Qualcosa che Bruno avrebbe raccontato meglio

Da mesi, dietro al posto dove lavoro stanno costruendo un grande palazzo. È lungo quanto un campo di calcio, e ormai è diventato alto come la gru gialla che cigola ogni momento del giorno.
Le impalcature rosse e grigie lo avvolgono tutto e c'è un cortile cosparso di furgoni, mucchi di sabbia e pozzanghere, con una voragine sulla destra: probabilmente l'ingresso dei futuri parcheggi sotterranei.

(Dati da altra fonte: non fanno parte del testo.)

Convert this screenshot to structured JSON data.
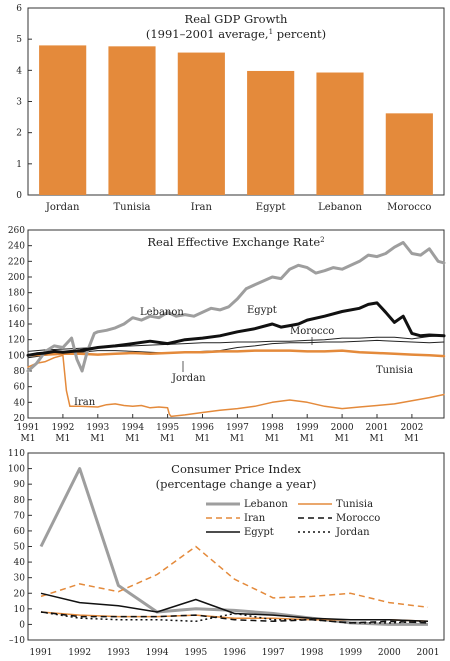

Io ci passo davanti in pausa pranzo, in questi giorni assolati e gelidi di gennaio, e cammino con il naso in su dall'altra parte della strada.
Ascolto sempre le urla prolungate che i muratori si lanciano da un piano all'altro, altissime sopra la mia testa: dialetti irriconoscibili, bestemmie, battute e risate di gente che lavora, che lavora per davvero e ha tirato su quel palazzo enorme.

Ma non li vedo mai. Non li ho mai visti una sola volta.
Sento le loro voci, quelli che si chiamano, quelli che scendono a mangiare, quelli che avvertono che sta salendo una cosa: è un continuo contrappunto, un coro di nomi, esortazioni, imperativi e imprecazioni che si sovrappongono.

Oggi, con quel sole, mi è sembrato un gigantesco albero, e i muratori se ne stavano appollaiati sui rami a cantare.
Chissà se qualcuno la mattina riesce ad arrivare al lavoro volando, evitando il traffico della tangenziale.